Zobacz to dzieje się, bo co dzień gdy wstaje słońce,
Świat wokół Ciebie to „Dream Team”, a Ty jesteś jego członkiem,
Bo gdy drugi człowiek mówi: „na Ciebie zawsze liczę”,
To otwieraj się na ludzi, pomagaj jak Scottie Pippen,
Bo tak to idze, w życiu wcale nie ma prosto,
Gdy drużyna ma problem, podaj dłoń jak John Stockton,
Życie polega na zbieraniu… Doświadczenia, pieniędzy, zła i dobra,
Aby dostać się do raju zbieraj wszystko jak Dennis Rodman,
A gdy stracą w Ciebie wiarę, udowadniaj im co sił,
Że „biali” potrafią skakać dalej, tak jak Larry Bird,
Larry Bird? Dziś ludzkość chce sprzedać swe serca,
Nie będą jak Larry, bo o życiu nie mają „zielonego” pojęcia,
I jak tu przestać? Wyślij na chwilę swoje myśli do gwiazd,
Poleć tam choćby „rakietą” jak Hakeem Olajuwon,
Gdy wszyscy Cię przekreślą, to różą wśród kolców bądź,
Walcz zawsze o swój powrót, jesteś Derrickem Rose,
Nie poddawaj się więcej, nawet gdy przyjdą czarne myśli,
Walcz o „swój pierścień” uparcie jak Dirk Nowitzki,
Nawet gdy „Cię” na plakat jak Knighta weźnie jakiś DeAndre,
Powstań i idź dalej, przecież „rycerz” nigdy nie upadnie,
Tak właśnie, bo gdy brakuje miłości, próbuj robić z tym coś,
Wlej nadzieję w chłodne miejsca niczym Kevin Love,
Bo zbyt często w relacjach z ojcem, nauczycielem czy szefem,
Twój „trash talking” się włącza- jesteś Kevinem Garnettem,
Na tym świecie kryptonit i Supermen musza zawsze w parze iść,
Gdy braknie sił by być Dwightem musisz jak Nate być,
Bądź ostoją dla innych, to jest właśnie życia sens,
Bądź tym czym Tim Duncan od zawsze jest dla Spurs
Ciągle walcz o „odpowiedzi”, domagaj się „prawdy” byś,
Na końcu zwyciężył jak Iverson i Paul Pierce,
Ten syf zniknie, gdy użyjesz „magii”- możesz tego dokonać,
Staraj się, walcz, z upartością Magica Johnsona,
Widzisz „Dream Team” to Ty i świat, a czas biegli,
Więc wsłuchaj się i patrz co mówi Chuck Daly,
Jesteś „The Chosen One” , a to Twoja decyzja,
Pamiętaj, że czasem lepsze będzie małe Cleveland,
Bo gdy przyjdzie pora, gdy skończy się „ta gra”,
To jak Wallace ktoś zawoła: „Ball don’t lie”…

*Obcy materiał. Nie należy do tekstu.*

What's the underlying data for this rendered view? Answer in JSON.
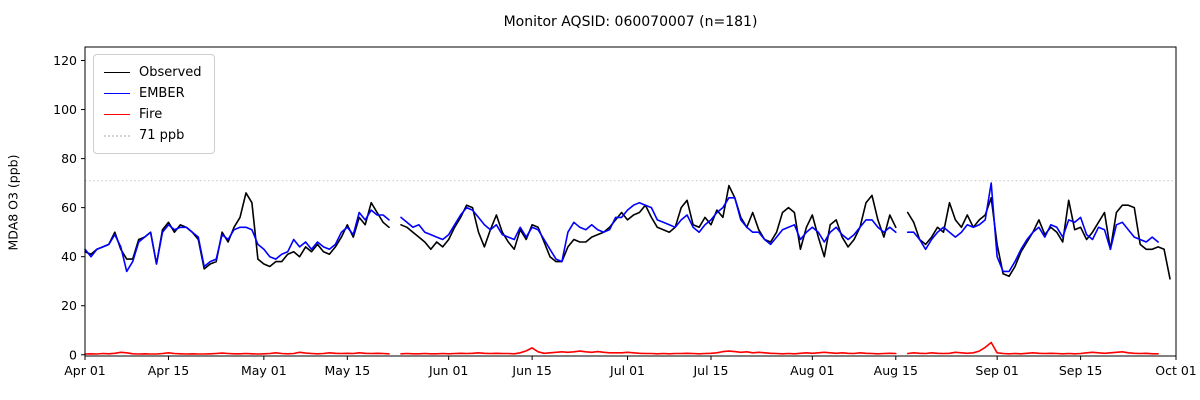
{
  "chart_data": {
    "type": "line",
    "title": "Monitor AQSID: 060070007 (n=181)",
    "xlabel": "",
    "ylabel": "MDA8 O3 (ppb)",
    "ylim": [
      0,
      125
    ],
    "yticks": [
      0,
      20,
      40,
      60,
      80,
      100,
      120
    ],
    "xtick_labels": [
      "Apr 01",
      "Apr 15",
      "May 01",
      "May 15",
      "Jun 01",
      "Jun 15",
      "Jul 01",
      "Jul 15",
      "Aug 01",
      "Aug 15",
      "Sep 01",
      "Sep 15",
      "Oct 01"
    ],
    "xtick_days": [
      0,
      14,
      30,
      44,
      61,
      75,
      91,
      105,
      122,
      136,
      153,
      167,
      183
    ],
    "x_total_days": 183,
    "x_start": "Apr 01",
    "x_end": "Oct 01",
    "grid": false,
    "legend_position": "upper left",
    "threshold": {
      "label": "71 ppb",
      "value": 71,
      "color": "#d3d3d3",
      "style": "dotted"
    },
    "series": [
      {
        "name": "Observed",
        "color": "#000000",
        "values": [
          42,
          41,
          43,
          44,
          45,
          50,
          43,
          39,
          39,
          47,
          48,
          50,
          37,
          51,
          54,
          50,
          53,
          52,
          50,
          47,
          35,
          37,
          38,
          50,
          46,
          52,
          56,
          66,
          62,
          39,
          37,
          36,
          38,
          38,
          41,
          42,
          40,
          44,
          42,
          45,
          42,
          41,
          44,
          48,
          53,
          48,
          56,
          53,
          62,
          58,
          54,
          52,
          null,
          53,
          52,
          50,
          48,
          46,
          43,
          46,
          44,
          47,
          52,
          56,
          61,
          60,
          50,
          44,
          51,
          57,
          50,
          46,
          43,
          51,
          47,
          53,
          52,
          46,
          40,
          38,
          38,
          44,
          47,
          46,
          46,
          48,
          49,
          50,
          52,
          55,
          58,
          55,
          57,
          58,
          61,
          56,
          52,
          51,
          50,
          52,
          60,
          63,
          53,
          52,
          56,
          53,
          59,
          56,
          69,
          64,
          56,
          52,
          58,
          51,
          47,
          46,
          50,
          58,
          60,
          58,
          43,
          52,
          57,
          48,
          40,
          53,
          55,
          48,
          44,
          47,
          52,
          62,
          65,
          55,
          48,
          57,
          52,
          null,
          58,
          54,
          47,
          45,
          48,
          52,
          50,
          62,
          55,
          52,
          57,
          52,
          55,
          57,
          64,
          45,
          33,
          32,
          36,
          42,
          46,
          50,
          55,
          49,
          52,
          50,
          46,
          63,
          51,
          52,
          47,
          50,
          54,
          58,
          43,
          58,
          61,
          61,
          60,
          45,
          43,
          43,
          44,
          43,
          31
        ]
      },
      {
        "name": "EMBER",
        "color": "#0000ff",
        "values": [
          43,
          40,
          43,
          44,
          45,
          49,
          44,
          34,
          38,
          46,
          48,
          50,
          37,
          50,
          53,
          51,
          52,
          52,
          50,
          48,
          36,
          38,
          39,
          49,
          47,
          51,
          52,
          52,
          51,
          45,
          43,
          40,
          39,
          41,
          42,
          47,
          44,
          46,
          43,
          46,
          44,
          43,
          45,
          50,
          52,
          49,
          58,
          55,
          59,
          57,
          57,
          55,
          null,
          56,
          54,
          52,
          53,
          50,
          49,
          48,
          47,
          49,
          53,
          57,
          60,
          59,
          56,
          53,
          51,
          53,
          49,
          48,
          47,
          52,
          48,
          52,
          51,
          47,
          43,
          39,
          38,
          50,
          54,
          52,
          51,
          53,
          51,
          50,
          51,
          56,
          56,
          59,
          61,
          62,
          61,
          60,
          55,
          54,
          53,
          52,
          55,
          57,
          52,
          50,
          53,
          55,
          58,
          60,
          64,
          64,
          55,
          52,
          50,
          50,
          47,
          45,
          48,
          51,
          52,
          53,
          47,
          50,
          52,
          50,
          46,
          50,
          52,
          49,
          47,
          49,
          52,
          55,
          55,
          52,
          50,
          52,
          50,
          null,
          50,
          50,
          47,
          43,
          47,
          50,
          52,
          50,
          48,
          50,
          53,
          52,
          53,
          55,
          70,
          40,
          34,
          34,
          38,
          43,
          47,
          50,
          52,
          48,
          53,
          52,
          48,
          55,
          54,
          56,
          49,
          47,
          52,
          51,
          43,
          53,
          54,
          51,
          48,
          47,
          46,
          48,
          46,
          null,
          null
        ]
      },
      {
        "name": "Fire",
        "color": "#ff0000",
        "values": [
          0.3,
          0.4,
          0.3,
          0.5,
          0.4,
          0.6,
          1.0,
          0.8,
          0.4,
          0.3,
          0.4,
          0.3,
          0.3,
          0.5,
          0.8,
          0.5,
          0.4,
          0.3,
          0.4,
          0.3,
          0.3,
          0.4,
          0.5,
          0.7,
          0.5,
          0.4,
          0.4,
          0.5,
          0.4,
          0.3,
          0.4,
          0.5,
          0.8,
          0.5,
          0.4,
          0.5,
          1.0,
          0.7,
          0.5,
          0.4,
          0.5,
          0.8,
          0.6,
          0.5,
          0.6,
          0.5,
          0.8,
          0.6,
          0.5,
          0.6,
          0.5,
          0.4,
          null,
          0.4,
          0.5,
          0.4,
          0.4,
          0.5,
          0.4,
          0.4,
          0.5,
          0.4,
          0.5,
          0.6,
          0.5,
          0.6,
          0.8,
          0.6,
          0.5,
          0.6,
          0.5,
          0.5,
          0.4,
          0.8,
          1.6,
          2.8,
          1.2,
          0.6,
          0.8,
          1.0,
          1.2,
          1.0,
          1.2,
          1.5,
          1.2,
          1.0,
          1.3,
          1.0,
          0.8,
          0.8,
          0.8,
          1.0,
          0.8,
          0.6,
          0.5,
          0.5,
          0.4,
          0.5,
          0.4,
          0.5,
          0.5,
          0.6,
          0.5,
          0.4,
          0.5,
          0.6,
          0.8,
          1.3,
          1.5,
          1.3,
          1.0,
          1.2,
          0.8,
          1.0,
          0.8,
          0.6,
          0.5,
          0.4,
          0.5,
          0.4,
          0.6,
          0.8,
          0.6,
          0.8,
          1.0,
          0.8,
          0.6,
          0.8,
          0.6,
          0.5,
          0.8,
          0.6,
          0.5,
          0.4,
          0.5,
          0.6,
          0.5,
          null,
          0.5,
          0.8,
          0.6,
          0.5,
          0.8,
          0.6,
          0.5,
          0.6,
          1.0,
          0.8,
          0.6,
          0.8,
          1.5,
          3.0,
          5.0,
          0.8,
          0.5,
          0.4,
          0.5,
          0.4,
          0.6,
          0.8,
          0.6,
          0.5,
          0.6,
          0.5,
          0.4,
          0.5,
          0.4,
          0.5,
          0.8,
          1.0,
          0.8,
          0.6,
          0.8,
          1.0,
          1.2,
          0.8,
          0.6,
          0.5,
          0.6,
          0.4,
          0.4,
          null,
          null
        ]
      }
    ]
  }
}
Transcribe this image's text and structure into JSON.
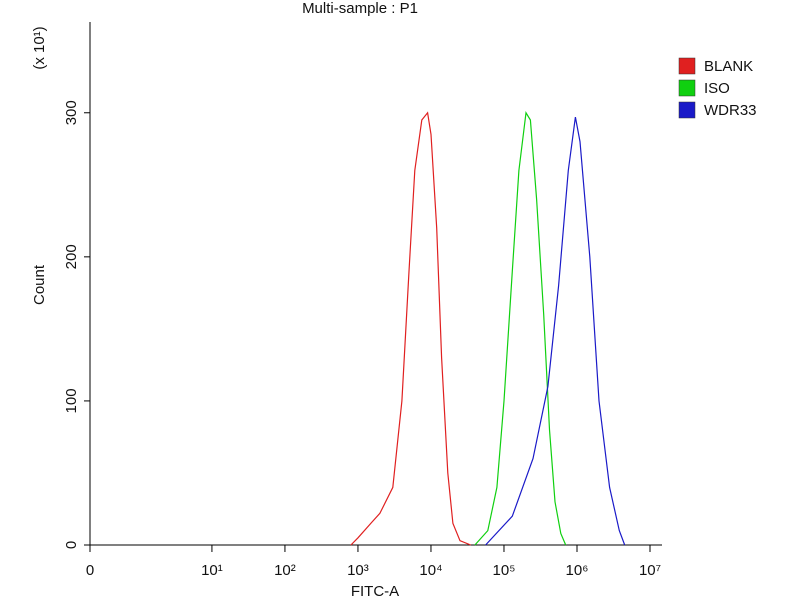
{
  "chart_data": {
    "type": "line",
    "title": "Multi-sample : P1",
    "xlabel": "FITC-A",
    "ylabel": "Count",
    "ylabel_multiplier": "(x 10¹)",
    "xscale": "log",
    "xlim": [
      0,
      10000000
    ],
    "xticks": [
      0,
      {
        "value": 10,
        "label": "10¹"
      },
      {
        "value": 100,
        "label": "10²"
      },
      {
        "value": 1000,
        "label": "10³"
      },
      {
        "value": 10000,
        "label": "10⁴"
      },
      {
        "value": 100000,
        "label": "10⁵"
      },
      {
        "value": 1000000,
        "label": "10⁶"
      },
      {
        "value": 10000000,
        "label": "10⁷"
      }
    ],
    "ylim": [
      0,
      363
    ],
    "yticks": [
      0,
      100,
      200,
      300
    ],
    "legend": "top-right",
    "series": [
      {
        "name": "BLANK",
        "color": "#e02020",
        "x": [
          800,
          1000,
          1500,
          2000,
          3000,
          4000,
          5000,
          6000,
          7500,
          9000,
          10000,
          12000,
          14000,
          17000,
          20000,
          25000,
          35000
        ],
        "values": [
          0,
          5,
          15,
          22,
          40,
          100,
          190,
          260,
          295,
          300,
          285,
          220,
          130,
          50,
          15,
          3,
          0
        ]
      },
      {
        "name": "ISO",
        "color": "#10d010",
        "x": [
          40000,
          60000,
          80000,
          100000,
          130000,
          160000,
          200000,
          230000,
          280000,
          350000,
          420000,
          500000,
          600000,
          700000
        ],
        "values": [
          0,
          10,
          40,
          100,
          190,
          260,
          300,
          295,
          240,
          160,
          80,
          30,
          8,
          0
        ]
      },
      {
        "name": "WDR33",
        "color": "#1a1ac8",
        "x": [
          56000,
          130000,
          250000,
          400000,
          560000,
          760000,
          950000,
          1100000,
          1500000,
          2000000,
          2800000,
          3800000,
          4500000
        ],
        "values": [
          0,
          20,
          60,
          110,
          180,
          260,
          297,
          280,
          200,
          100,
          40,
          10,
          0
        ]
      }
    ]
  }
}
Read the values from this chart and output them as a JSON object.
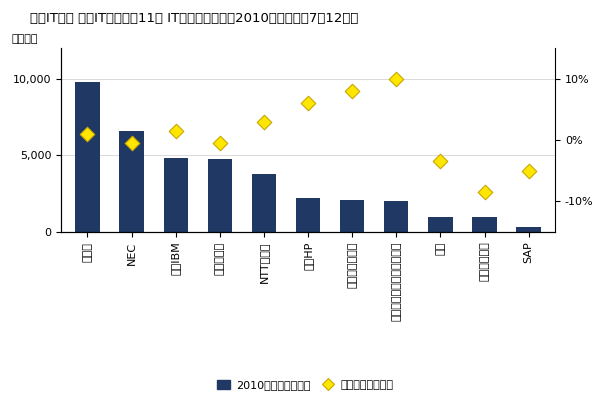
{
  "title": "国内IT市場 主要ITベンダー11社 IT製品売上額：　2010年下半期（7～12月）",
  "ylabel_left": "（億円）",
  "categories": [
    "富士通",
    "NEC",
    "日本IBM",
    "日立製作所",
    "NTTデータ",
    "日本HP",
    "マイクロソフト",
    "東芝／東芝ソリューション",
    "デル",
    "日本ユニシス",
    "SAP"
  ],
  "bar_values": [
    9800,
    6600,
    4800,
    4750,
    3800,
    2200,
    2100,
    2050,
    1000,
    950,
    300
  ],
  "growth_rates": [
    1.0,
    -0.5,
    1.5,
    -0.5,
    3.0,
    6.0,
    8.0,
    10.0,
    -3.5,
    -8.5,
    -5.0
  ],
  "bar_color": "#1F3864",
  "diamond_color": "#FFE600",
  "diamond_edge_color": "#C8A800",
  "ylim_left": [
    0,
    12000
  ],
  "ylim_right": [
    -15,
    15
  ],
  "yticks_left": [
    0,
    5000,
    10000
  ],
  "yticks_right": [
    -10,
    0,
    10
  ],
  "legend_bar_label": "2010年下半期売上額",
  "legend_diamond_label": "前年同期比成長率",
  "background_color": "#FFFFFF",
  "title_fontsize": 9.5,
  "axis_fontsize": 8,
  "tick_fontsize": 8
}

W mojej opinii najlepsze póki co.
Jak to czytam to odnosze wrażenie, że to rap, świetnie by to brzmiało jako utwór.
Dokładnie. Często piszę teksty pod bit. Niestetty nie mam w ogóle flow hehe.
Szacun ziomek. Aby takie coś napisać trzeba mieć talent.